The Socialist
- Type: Monthly magazine
- Format: Magazine
- Owner: Socialist Action
- Publisher: Socialist Action
- Editor: Socialist Action National Committee
- Founded: 2000
- Political alignment: Socialist Action
- Language: English
- Headquarters: Melbourne, Australia
- ISSN: 2206-320X
- Website: thesocialist.org.au

= The Socialist (Australian magazine) =

The Socialist was the official publication of Socialist Action, formerly the Australian affiliate of the International Socialist Alternative (ISA). It became defunct around 2020–2021 as Socialist Action was wound down after allegations of rape against a number of leading members.

==History and overview==
Socialist Action was formally known as The Militant and published a newspaper by the same name. After The Militant changed its name to the Socialist Party, it published a newspaper called The Voice, before publishing The Socialist as an eight-page broadsheet.
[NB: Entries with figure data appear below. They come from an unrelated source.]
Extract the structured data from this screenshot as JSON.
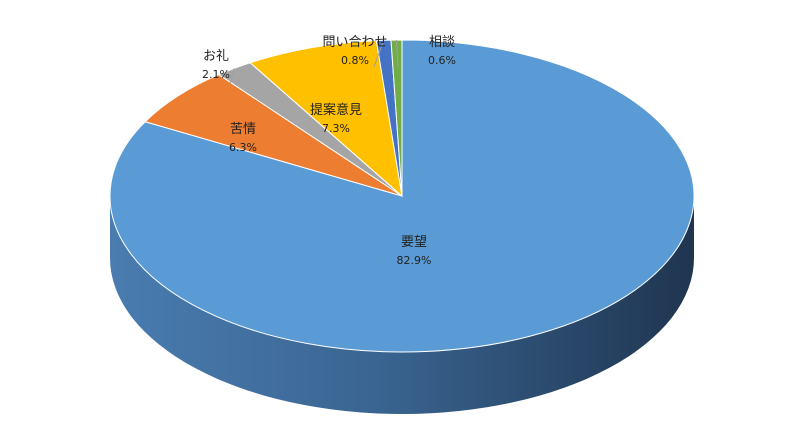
{
  "chart_data": {
    "type": "pie",
    "style": "3d",
    "title": "",
    "slices": [
      {
        "label": "要望",
        "value": 82.9,
        "display": "82.9%",
        "color": "#5b9bd5"
      },
      {
        "label": "苦情",
        "value": 6.3,
        "display": "6.3%",
        "color": "#ed7d31"
      },
      {
        "label": "お礼",
        "value": 2.1,
        "display": "2.1%",
        "color": "#a5a5a5"
      },
      {
        "label": "提案意見",
        "value": 7.3,
        "display": "7.3%",
        "color": "#ffc000"
      },
      {
        "label": "問い合わせ",
        "value": 0.8,
        "display": "0.8%",
        "color": "#4472c4"
      },
      {
        "label": "相談",
        "value": 0.6,
        "display": "0.6%",
        "color": "#70ad47"
      }
    ],
    "start_angle_deg": 90,
    "direction": "clockwise",
    "legend": "none",
    "data_labels": true
  }
}
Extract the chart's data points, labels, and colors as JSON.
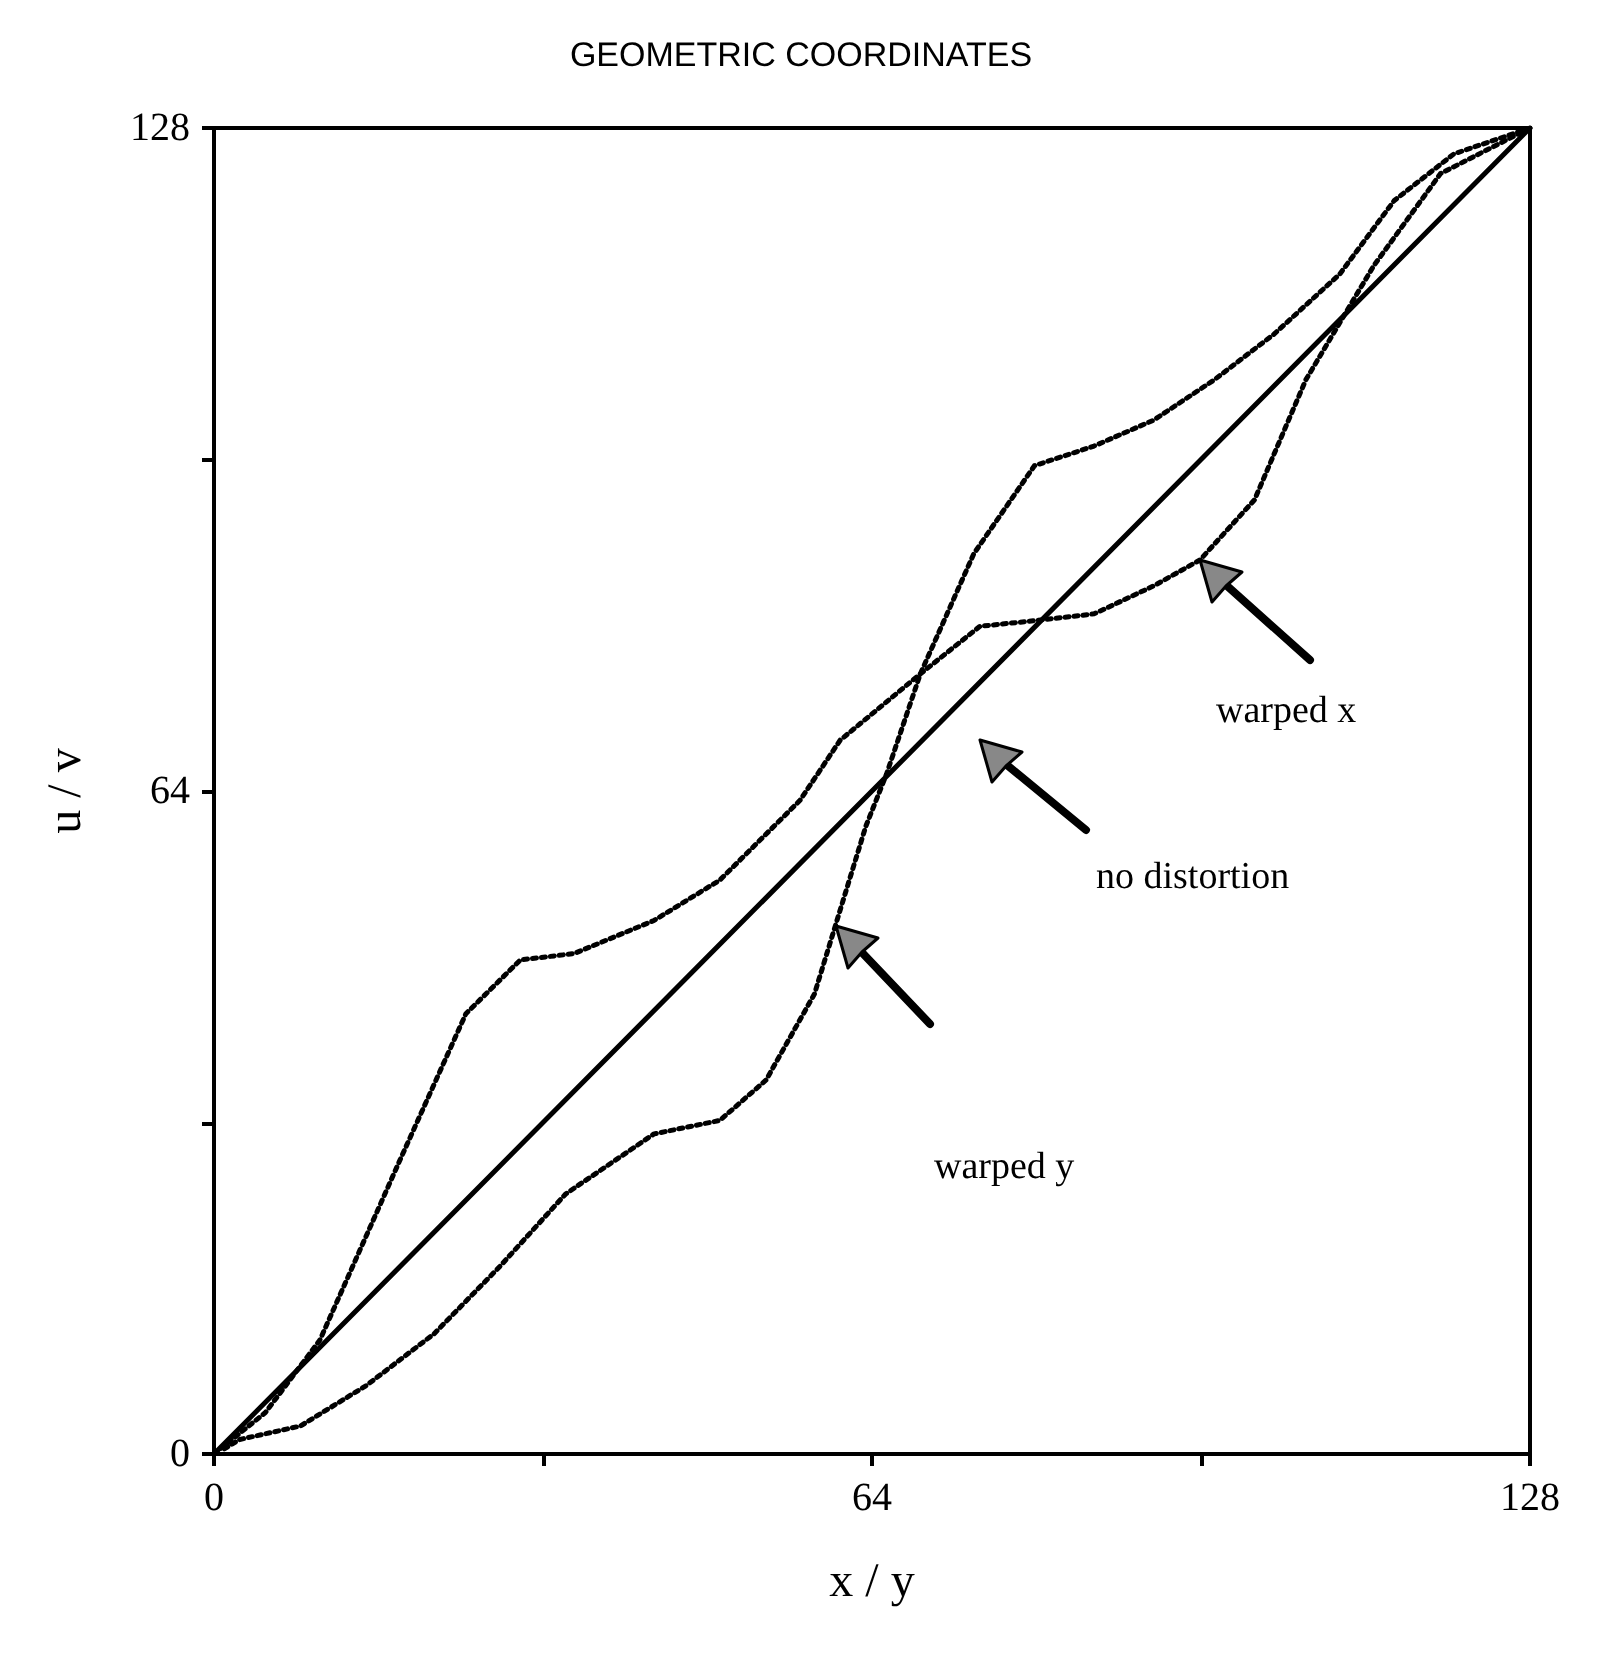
{
  "chart_data": {
    "type": "line",
    "title": "GEOMETRIC COORDINATES",
    "xlabel": "x / y",
    "ylabel": "u / v",
    "xlim": [
      0,
      128
    ],
    "ylim": [
      0,
      128
    ],
    "xticks": [
      0,
      {
        "value": 32,
        "label": null
      },
      64,
      {
        "value": 96,
        "label": null
      },
      128
    ],
    "yticks": [
      0,
      {
        "value": 32,
        "label": null
      },
      64,
      {
        "value": 96,
        "label": null
      },
      128
    ],
    "grid": false,
    "marker": "none",
    "series": [
      {
        "color": "#000000",
        "line_style": "solid",
        "x": [
          0,
          128
        ],
        "values": [
          0,
          128
        ]
      },
      {
        "color": "#000000",
        "line_style": "dotted",
        "x": [
          0,
          5,
          10.3,
          18.1,
          24.5,
          29.8,
          35,
          42.8,
          49.2,
          57,
          60.9,
          68.7,
          74.5,
          80.4,
          85.6,
          91.4,
          95.9,
          101.2,
          106.2,
          112.8,
          119.3,
          128
        ],
        "values": [
          0,
          4,
          11,
          28.4,
          42.5,
          47.7,
          48.3,
          51.5,
          55.4,
          63.1,
          68.9,
          75.3,
          79.9,
          80.5,
          81.1,
          83.8,
          86.3,
          92.1,
          103.7,
          114.7,
          123.6,
          128
        ]
      },
      {
        "color": "#000000",
        "line_style": "dotted",
        "x": [
          1,
          2.5,
          8.4,
          14.8,
          21.4,
          27.8,
          34.2,
          42.8,
          49.2,
          53.7,
          58.4,
          63.4,
          65.4,
          68.7,
          73.9,
          79.8,
          85.6,
          91.4,
          97.3,
          103.1,
          109.5,
          114.8,
          120.6,
          128
        ],
        "values": [
          0.5,
          1.4,
          2.7,
          6.6,
          11.6,
          18.1,
          25.1,
          30.9,
          32.2,
          36.1,
          44.4,
          60.6,
          65.6,
          75.3,
          86.9,
          95.4,
          97.3,
          99.8,
          103.7,
          108.1,
          113.9,
          121,
          125.5,
          128
        ]
      }
    ],
    "annotations": [
      "warped x",
      "no distortion",
      "warped y"
    ]
  }
}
In May 2012, the format of The Socialist was changed to a magazine and it was published in that format until 2020. It has no relation to the publication formally produced by the Victorian Socialist Party during the early 20th century.

The Socialist described itself as providing political analysis of events in Australia and internationally from a socialist perspective. It covered issues ranging from workers' rights and the environment to international affairs and political commentary.

It was edited and written by the members and supporters of the political party publishing it. It was a non-profit paper, carrying news and reports from around the country and from overseas.

The masthead of The Socialist was trademark registered and protected.